At the same time,  the number of arrests for violent crimes has decreased by 23 percent, according to CompStat figures.

Property theft decreased by 23 percent.

In his stern line of questioning, often interrupting the speaker, Godown appeared unsatisfied  by some of the answers he received from police leaders.

“The commanding officers need to come in and demonstrate that they understand what the crime problems are and that they have a plan of attack on how they’re going to solve it,” Godown said.

Gascón recruited Godown from the Los Angeles Police Department, where he headed Los Angeles’ CompStat effort.

Godown asked commanders and other police district leaders what their main concerns are for 2010 and how they can achieve a 20 percent crime reduction.

One sergeant said he plans to focus on two groups of Mexican nationals: those selling fake identification cards and a group from Mexico City selling cocaine.
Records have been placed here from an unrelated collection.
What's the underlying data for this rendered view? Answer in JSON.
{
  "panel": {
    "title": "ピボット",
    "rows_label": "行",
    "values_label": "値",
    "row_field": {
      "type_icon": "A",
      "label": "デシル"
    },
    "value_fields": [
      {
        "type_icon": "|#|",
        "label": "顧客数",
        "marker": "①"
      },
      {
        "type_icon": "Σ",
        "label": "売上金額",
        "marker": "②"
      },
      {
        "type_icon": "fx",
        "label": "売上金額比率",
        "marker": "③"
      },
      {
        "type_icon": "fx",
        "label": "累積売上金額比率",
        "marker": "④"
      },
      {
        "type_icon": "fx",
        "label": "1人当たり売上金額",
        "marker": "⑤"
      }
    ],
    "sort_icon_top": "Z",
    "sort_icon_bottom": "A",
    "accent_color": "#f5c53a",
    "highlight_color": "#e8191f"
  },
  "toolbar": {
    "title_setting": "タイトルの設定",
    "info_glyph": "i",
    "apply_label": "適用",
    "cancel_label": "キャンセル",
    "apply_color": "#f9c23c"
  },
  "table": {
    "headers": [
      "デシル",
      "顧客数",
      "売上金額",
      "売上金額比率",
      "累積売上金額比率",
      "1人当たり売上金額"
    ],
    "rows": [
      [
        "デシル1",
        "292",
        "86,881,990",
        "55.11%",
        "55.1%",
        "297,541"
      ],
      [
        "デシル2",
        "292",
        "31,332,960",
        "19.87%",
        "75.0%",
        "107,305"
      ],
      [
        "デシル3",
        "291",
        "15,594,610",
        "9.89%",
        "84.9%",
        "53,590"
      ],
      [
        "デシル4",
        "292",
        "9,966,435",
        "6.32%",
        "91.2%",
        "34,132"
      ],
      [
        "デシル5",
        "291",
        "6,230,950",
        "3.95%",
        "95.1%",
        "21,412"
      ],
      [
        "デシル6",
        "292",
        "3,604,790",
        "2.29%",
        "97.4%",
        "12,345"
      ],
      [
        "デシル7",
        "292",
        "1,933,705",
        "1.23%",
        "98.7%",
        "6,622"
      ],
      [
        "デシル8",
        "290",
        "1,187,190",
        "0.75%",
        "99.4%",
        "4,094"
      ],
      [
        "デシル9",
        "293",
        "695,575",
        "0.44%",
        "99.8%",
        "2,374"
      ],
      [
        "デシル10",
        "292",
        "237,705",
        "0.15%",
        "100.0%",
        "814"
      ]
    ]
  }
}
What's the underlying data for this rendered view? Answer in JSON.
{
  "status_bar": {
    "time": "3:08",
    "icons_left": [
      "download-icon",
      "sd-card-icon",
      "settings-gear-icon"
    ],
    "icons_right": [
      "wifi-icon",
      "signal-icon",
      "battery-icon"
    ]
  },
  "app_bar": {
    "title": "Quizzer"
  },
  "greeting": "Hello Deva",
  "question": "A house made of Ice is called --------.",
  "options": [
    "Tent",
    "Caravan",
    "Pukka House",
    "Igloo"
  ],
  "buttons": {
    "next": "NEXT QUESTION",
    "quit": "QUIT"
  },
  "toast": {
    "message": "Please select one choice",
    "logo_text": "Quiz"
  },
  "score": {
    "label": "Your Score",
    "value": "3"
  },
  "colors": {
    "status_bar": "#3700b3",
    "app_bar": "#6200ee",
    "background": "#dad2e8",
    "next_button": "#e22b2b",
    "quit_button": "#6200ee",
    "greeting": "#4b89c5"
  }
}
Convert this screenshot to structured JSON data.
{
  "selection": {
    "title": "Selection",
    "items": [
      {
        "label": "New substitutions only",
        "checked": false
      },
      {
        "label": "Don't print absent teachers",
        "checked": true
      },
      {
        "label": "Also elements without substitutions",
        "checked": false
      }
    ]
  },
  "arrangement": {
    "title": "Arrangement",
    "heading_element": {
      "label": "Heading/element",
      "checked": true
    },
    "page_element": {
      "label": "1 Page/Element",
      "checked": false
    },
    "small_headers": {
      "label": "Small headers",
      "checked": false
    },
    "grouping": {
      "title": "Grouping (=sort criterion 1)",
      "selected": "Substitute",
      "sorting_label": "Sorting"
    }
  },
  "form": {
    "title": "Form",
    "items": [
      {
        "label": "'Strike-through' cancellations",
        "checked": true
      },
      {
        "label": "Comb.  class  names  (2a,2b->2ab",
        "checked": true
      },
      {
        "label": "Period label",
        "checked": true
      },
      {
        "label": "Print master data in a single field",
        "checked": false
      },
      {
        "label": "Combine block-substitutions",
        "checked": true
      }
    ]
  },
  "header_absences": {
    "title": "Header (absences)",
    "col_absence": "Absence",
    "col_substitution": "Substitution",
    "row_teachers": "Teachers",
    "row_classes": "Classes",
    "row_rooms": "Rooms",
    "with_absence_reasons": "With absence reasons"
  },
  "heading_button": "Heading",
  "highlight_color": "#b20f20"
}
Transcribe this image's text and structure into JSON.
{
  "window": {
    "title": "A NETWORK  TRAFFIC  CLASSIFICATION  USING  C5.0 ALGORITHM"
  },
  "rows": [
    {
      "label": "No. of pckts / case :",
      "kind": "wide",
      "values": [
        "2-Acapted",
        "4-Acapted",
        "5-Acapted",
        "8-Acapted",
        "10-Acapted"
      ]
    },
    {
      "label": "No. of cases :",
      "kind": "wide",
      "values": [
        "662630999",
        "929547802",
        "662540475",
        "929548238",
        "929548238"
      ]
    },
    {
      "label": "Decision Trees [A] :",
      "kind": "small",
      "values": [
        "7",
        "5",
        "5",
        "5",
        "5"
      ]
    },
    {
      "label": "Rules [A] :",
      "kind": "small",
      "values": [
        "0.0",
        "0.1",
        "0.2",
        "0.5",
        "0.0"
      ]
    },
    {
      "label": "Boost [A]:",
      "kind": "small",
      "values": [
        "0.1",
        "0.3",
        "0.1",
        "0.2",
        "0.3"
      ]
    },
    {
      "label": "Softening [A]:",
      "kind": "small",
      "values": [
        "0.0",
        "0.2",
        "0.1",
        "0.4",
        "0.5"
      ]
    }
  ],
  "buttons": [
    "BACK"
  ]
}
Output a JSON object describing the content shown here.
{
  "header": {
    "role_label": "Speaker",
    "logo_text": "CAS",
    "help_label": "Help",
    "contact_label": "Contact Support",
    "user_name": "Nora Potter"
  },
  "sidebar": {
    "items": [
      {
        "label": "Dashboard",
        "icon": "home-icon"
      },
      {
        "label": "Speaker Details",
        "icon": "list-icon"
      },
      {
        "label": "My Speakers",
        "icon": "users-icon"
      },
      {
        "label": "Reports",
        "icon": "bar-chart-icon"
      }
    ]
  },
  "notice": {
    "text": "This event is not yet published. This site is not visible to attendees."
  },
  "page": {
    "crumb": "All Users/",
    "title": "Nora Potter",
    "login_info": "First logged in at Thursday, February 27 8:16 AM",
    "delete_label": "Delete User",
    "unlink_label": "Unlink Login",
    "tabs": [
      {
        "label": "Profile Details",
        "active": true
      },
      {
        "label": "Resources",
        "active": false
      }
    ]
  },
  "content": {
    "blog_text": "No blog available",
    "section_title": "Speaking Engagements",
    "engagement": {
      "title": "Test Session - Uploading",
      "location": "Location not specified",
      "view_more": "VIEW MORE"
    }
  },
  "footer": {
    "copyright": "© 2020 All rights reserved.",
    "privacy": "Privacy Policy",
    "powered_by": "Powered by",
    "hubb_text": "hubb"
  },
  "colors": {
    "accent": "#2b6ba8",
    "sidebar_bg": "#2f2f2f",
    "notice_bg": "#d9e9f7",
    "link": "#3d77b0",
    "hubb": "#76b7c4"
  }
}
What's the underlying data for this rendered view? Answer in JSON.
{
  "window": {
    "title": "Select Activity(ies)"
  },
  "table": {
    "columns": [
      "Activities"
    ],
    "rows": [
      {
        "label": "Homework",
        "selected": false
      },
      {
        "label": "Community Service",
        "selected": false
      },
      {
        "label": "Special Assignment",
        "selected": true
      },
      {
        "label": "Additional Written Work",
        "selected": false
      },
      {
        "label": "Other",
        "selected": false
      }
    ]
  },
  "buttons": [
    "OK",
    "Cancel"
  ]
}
By the end of the meeting, Godown had given everyone from foot patrol and plainclothes officers to commanders, lieutenants and captains a to do list.

Among the tasks are tracking how much overtime each department uses and what that time is used for; filling activity cards detailing how many arrests, citations and radio responds police officers make; and improved police reports.

“Some of the narratives are four lines,” Godown said sounding disappointed. “Some reports look like a four year-old wrote it.”

He wondered if officers received training on how to write reports.

As for Godown’s goals for 2010? He told Mission Loc@l that is to create a better system of communication between police districts, service agencies and the district attorney’s office.

“I’d like to see the restructuring where the information is flowing…there’s not a lot of communication between patrol and detectives,” he said, adding that the introduction of the crime tracking system was a step in the right direction.

“This is a huge change for this department. And it’s just going to take some time. Every day we’re taking more steps and we’re progressing with the goals.”